Analysis of ammonium compounds (a raw material ammonium hexafluorophosphate compound and other by-products having an ammonium group (for example, an ammonium acetate compound)) is conducted by proton nuclear magnetic resonance spectrum ( ¹ H-NMR). It was.

Example 1 (Synthesis of lithium hexafluorophosphate)
Under an argon gas atmosphere, in a glass flask having an internal volume of 50 ml equipped with a stirrer, 1.01 g (15.2 mmol) of 99 wt% lithium acetate and 2.50 g of 99 wt% ammonium hexafluorophosphate (2.50 g) 15.2 mmol), 1.44 ml (15.2 mmol) of acetic anhydride and 4 ml of t-butyl methyl ether were added and reacted at room temperature for 2 hours with stirring.
After completion of the reaction, the reaction solution was filtered, and the obtained filtrate was concentrated under reduced pressure to obtain 2.12 g of a white solid. When the obtained solid was analyzed, it contained 1.50 g of lithium hexafluorophosphate (yield: 65%).
Further, the presence of the ammonium compound was not confirmed, and it was found that the obtained lithium hexafluorophosphate had an ammonium compound content of less than 1% by mass.
The physical properties of the obtained lithium hexafluorophosphate were as follows.

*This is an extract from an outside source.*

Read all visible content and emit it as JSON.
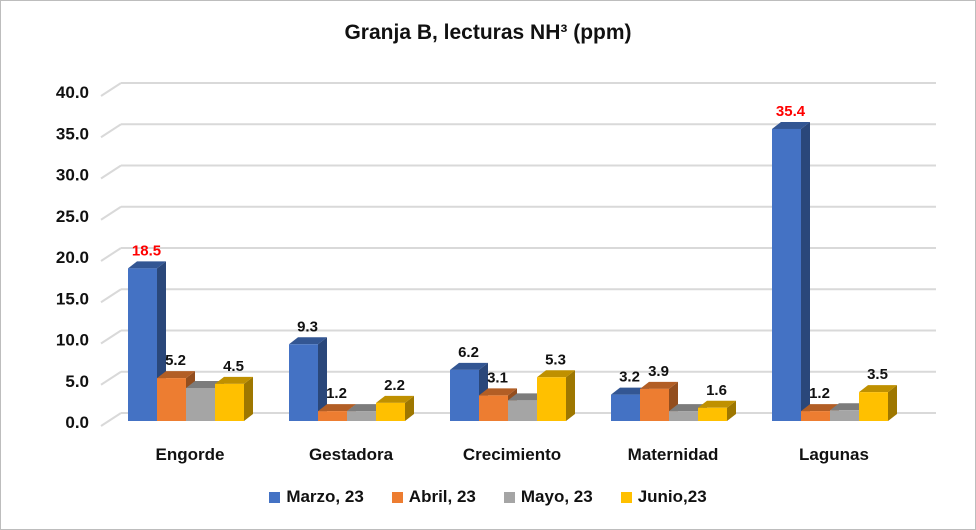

³¹ P-NMR (CD ₃ CN, δ (ppm)); -145.0 (7-fold line)
⁷ Li-NMR (CD ₃ CN, δ (ppm)); −1.618 (s)

  According to the present invention, for example, a method for producing lithium hexafluorophosphate useful as a catalyst for organic synthesis reaction or a dopant for semiconductor materials can be provided.

Claims (2)

  A process for producing lithium hexafluorophosphate, comprising reacting at least one lithium salt selected from lithium carboxylate, lithium carbonate and lithium hydrogen carbonate with an ammonium hexafluorophosphate compound .   High purity lithium hexafluorophosphate having an ammonium compound content of 1% by mass or less.